The leader of Antigua and Barbuda’s main opposition bloc, Jamale Pringle, has raised urgent alarms over a proposed bilateral deportation agreement with the United States, arguing that the small Caribbean nation lacks both the foundational legal structure and institutional resources to responsibly manage third-country deportees transferred under the deal. Pringing made these criticisms during a public town hall meeting hosted by the United Progressive Party, where he centered his remarks on gaps explicitly acknowledged by the ruling government in its own policy White Paper for the arrangement.

Pringle pointed out that Antigua and Barbuda currently has no independent, standalone Refugees Act, nor does it have dedicated legislation to address the legal status of stateless people or individuals who cannot be removed to another country. This is particularly concerning, he emphasized, because the government’s own White Paper acknowledges that transferred deportees could easily fall into one of these unregulated categories. Without a formal legal framework in place, people who cannot be repatriated to either their country of origin or the United States would be left in permanent legal limbo, with no domestic statutes to guide the government in determining their residency, rights, or long-term status.

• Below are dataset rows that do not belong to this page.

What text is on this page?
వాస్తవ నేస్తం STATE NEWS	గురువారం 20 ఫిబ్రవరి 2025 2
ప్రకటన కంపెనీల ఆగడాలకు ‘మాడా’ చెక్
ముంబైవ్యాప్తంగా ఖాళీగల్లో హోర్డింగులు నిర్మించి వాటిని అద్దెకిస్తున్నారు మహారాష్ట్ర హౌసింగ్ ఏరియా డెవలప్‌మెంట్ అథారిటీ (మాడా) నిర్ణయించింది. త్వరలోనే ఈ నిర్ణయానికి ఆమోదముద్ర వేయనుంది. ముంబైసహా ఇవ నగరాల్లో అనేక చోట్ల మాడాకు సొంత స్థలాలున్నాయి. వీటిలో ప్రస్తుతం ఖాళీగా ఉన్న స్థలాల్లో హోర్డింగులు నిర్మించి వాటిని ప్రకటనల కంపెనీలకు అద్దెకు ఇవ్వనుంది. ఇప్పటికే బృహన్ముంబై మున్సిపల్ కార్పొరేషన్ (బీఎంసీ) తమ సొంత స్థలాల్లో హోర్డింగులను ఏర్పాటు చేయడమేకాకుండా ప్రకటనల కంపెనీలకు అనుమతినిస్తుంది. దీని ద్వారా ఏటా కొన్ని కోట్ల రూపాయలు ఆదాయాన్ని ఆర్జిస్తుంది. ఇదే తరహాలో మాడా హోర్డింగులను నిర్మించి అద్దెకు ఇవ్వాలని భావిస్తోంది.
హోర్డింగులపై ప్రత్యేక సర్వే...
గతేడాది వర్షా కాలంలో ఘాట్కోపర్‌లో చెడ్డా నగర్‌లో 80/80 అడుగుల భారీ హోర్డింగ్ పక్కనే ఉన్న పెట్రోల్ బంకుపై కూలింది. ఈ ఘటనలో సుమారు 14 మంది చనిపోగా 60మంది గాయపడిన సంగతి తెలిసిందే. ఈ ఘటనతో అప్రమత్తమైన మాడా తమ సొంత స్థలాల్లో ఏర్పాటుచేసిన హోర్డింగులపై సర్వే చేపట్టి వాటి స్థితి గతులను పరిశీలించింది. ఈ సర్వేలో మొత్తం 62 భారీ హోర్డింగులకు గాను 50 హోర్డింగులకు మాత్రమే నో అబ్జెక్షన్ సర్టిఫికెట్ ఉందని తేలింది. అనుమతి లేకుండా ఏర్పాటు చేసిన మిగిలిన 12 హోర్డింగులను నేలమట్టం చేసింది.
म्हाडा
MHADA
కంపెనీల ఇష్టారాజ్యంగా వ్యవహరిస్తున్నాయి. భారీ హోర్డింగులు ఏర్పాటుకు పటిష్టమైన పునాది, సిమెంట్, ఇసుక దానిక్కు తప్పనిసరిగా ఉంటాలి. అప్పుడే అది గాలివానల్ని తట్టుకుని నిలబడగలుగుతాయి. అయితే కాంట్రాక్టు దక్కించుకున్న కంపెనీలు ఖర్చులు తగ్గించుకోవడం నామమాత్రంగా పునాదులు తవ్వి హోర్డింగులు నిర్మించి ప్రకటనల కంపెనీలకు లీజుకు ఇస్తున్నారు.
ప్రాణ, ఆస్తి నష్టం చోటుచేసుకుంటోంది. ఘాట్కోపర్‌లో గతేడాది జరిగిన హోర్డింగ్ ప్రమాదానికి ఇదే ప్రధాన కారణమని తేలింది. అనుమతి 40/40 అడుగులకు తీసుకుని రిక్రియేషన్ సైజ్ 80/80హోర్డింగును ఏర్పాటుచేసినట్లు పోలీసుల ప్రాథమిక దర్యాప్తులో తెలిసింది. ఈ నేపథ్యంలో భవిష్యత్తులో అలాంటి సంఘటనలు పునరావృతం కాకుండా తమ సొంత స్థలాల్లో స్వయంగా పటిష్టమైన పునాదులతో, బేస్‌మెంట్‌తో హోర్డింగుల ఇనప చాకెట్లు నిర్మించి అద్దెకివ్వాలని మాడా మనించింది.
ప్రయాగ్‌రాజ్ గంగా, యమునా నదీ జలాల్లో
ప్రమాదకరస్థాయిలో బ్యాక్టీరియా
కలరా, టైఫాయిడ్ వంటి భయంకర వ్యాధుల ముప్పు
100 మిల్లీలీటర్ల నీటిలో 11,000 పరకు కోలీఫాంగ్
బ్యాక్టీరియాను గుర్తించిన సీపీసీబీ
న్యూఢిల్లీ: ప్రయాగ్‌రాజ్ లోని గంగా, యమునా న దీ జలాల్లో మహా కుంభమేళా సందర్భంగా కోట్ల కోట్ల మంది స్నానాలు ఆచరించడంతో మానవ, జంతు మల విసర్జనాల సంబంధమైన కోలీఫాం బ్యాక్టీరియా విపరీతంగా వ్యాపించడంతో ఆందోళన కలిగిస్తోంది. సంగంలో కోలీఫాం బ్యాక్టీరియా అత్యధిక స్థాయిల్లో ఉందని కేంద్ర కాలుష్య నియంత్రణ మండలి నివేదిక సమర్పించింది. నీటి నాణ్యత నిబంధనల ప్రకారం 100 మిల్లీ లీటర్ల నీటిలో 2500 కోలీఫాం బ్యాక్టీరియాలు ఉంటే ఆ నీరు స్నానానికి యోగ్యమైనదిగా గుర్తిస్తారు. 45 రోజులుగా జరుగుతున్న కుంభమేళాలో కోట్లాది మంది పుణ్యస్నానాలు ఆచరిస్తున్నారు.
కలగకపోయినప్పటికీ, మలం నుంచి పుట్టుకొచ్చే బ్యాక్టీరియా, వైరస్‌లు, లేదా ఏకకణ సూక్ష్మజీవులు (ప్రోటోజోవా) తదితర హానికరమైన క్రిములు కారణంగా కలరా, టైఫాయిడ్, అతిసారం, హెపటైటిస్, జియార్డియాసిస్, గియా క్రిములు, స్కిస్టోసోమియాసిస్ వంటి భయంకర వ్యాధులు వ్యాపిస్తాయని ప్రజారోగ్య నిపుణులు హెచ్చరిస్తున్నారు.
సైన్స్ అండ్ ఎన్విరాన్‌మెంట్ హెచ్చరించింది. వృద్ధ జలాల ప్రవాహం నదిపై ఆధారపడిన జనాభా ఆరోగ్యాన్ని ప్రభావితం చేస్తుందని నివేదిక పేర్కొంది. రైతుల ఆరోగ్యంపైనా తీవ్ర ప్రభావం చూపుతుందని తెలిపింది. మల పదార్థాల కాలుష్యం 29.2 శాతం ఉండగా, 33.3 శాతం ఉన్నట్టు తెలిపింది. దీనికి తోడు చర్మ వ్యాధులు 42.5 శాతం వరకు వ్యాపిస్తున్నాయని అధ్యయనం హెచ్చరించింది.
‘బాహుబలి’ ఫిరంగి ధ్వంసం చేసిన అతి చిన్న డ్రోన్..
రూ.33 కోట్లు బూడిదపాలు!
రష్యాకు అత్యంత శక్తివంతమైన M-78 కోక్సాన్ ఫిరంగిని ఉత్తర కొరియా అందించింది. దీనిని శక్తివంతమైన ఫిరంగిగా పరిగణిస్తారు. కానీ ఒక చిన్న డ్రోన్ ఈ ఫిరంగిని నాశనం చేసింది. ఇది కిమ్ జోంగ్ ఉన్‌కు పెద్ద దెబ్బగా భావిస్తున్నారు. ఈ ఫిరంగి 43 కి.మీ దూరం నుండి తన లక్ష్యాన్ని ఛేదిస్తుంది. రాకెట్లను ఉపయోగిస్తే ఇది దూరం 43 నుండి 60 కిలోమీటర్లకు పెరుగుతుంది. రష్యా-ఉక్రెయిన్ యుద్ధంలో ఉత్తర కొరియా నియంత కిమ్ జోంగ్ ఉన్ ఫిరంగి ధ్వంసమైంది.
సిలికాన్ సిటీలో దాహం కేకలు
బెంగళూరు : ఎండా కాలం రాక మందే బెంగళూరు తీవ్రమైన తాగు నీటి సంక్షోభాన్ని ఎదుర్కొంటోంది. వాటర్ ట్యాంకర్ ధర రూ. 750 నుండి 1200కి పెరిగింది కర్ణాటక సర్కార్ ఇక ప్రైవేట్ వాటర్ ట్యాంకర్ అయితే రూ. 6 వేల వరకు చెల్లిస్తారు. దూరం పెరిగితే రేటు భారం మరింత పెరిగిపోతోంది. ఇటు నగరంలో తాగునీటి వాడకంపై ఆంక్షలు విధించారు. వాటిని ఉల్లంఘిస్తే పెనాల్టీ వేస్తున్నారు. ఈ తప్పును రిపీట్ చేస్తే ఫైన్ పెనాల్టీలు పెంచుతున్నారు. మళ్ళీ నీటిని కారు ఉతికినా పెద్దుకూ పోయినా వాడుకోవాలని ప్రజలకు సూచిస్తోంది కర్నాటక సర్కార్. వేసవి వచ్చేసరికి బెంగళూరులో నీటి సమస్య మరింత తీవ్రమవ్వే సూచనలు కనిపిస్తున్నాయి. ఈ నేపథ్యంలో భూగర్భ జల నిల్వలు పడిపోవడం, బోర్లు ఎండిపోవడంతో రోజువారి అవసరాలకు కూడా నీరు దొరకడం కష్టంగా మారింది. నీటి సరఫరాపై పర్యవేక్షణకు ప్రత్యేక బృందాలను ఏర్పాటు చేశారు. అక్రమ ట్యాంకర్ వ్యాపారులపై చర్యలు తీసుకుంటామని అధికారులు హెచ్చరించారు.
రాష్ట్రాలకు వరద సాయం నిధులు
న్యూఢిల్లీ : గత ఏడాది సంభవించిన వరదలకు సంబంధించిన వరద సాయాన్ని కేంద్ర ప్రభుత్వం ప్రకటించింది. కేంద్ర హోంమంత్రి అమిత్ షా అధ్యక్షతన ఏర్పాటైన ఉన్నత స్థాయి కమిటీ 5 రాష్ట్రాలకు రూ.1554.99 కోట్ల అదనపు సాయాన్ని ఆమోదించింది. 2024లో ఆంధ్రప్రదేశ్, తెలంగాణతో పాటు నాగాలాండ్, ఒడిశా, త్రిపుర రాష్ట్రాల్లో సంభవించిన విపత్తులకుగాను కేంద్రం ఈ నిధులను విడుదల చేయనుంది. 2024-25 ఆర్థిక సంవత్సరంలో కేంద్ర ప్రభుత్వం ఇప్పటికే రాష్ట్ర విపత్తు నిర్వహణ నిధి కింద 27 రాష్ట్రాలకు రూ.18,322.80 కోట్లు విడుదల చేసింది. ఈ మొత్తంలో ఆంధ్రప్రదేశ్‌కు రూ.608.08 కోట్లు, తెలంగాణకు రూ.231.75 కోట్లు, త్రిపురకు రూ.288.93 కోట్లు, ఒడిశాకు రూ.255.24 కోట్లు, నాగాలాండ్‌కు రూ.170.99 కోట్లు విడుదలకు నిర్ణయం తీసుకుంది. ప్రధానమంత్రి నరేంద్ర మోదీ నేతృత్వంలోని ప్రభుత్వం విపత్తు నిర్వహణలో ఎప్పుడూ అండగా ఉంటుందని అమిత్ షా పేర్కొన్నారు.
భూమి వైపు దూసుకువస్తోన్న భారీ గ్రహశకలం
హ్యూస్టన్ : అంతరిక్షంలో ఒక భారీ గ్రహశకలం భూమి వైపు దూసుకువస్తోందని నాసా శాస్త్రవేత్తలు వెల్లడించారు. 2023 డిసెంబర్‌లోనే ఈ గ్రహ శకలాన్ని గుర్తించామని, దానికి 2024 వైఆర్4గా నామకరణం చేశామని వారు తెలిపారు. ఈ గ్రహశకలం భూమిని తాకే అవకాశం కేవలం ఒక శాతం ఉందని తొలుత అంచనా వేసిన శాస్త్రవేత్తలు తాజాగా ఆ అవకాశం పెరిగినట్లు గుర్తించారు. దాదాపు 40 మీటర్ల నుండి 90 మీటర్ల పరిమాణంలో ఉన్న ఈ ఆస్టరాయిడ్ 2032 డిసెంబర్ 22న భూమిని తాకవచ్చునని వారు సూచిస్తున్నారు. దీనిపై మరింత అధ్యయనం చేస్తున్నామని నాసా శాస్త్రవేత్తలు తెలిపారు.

Beyond the legal gaps, Pringle stressed that the strain of absorbing deportees would extend far beyond immigration policy, placing additional unnecessary pressure on public services that are already operating at maximum capacity. Even if the government initially caps the number of transfers, he argued, accepting any deportees would trigger binding international legal obligations that the country’s current domestic legislation is not equipped to uphold.

Pringle went on to note that the government’s White Paper itself confirms the country’s limitations: as a small island developing state, Antigua and Barbuda has limited population and infrastructure absorptive capacity, and its public services are already stretched thin by existing demand. The document, he said, explicitly warns that receiving third-country deportees carries tangible risks to domestic public order and social cohesion.

“The government’s own paper tells us that accepting these people will create major challenges that we are not positioned to handle, because it could harm public order and our social fabric,” Pringle said during the meeting. “If all of these risks are already laid out on the table, why is the government still moving forward with this as an inevitability, rather than a choice that requires fixing these gaps first?”

The opposition leader also outlined a series of unanswered practical questions about the proposal, including where transferred deportees would be housed, how administrative and legal processes for their status would be funded and operated, and what protocols would be put in place to address unforeseen issues that arise. He further argued that parliament is being blocked from conducting a full, transparent debate of the proposal because lawmakers have not been granted access to the full underlying Memorandum of Understanding and other core operational documents. Instead, he said, legislators are only able to review the government’s curated interpretation of the agreement, rather than the full binding text itself.

For its part, the ruling government has confirmed that parliament will hold a formal debate on the White Paper outlining the proposed third-country deportation arrangement in the near future.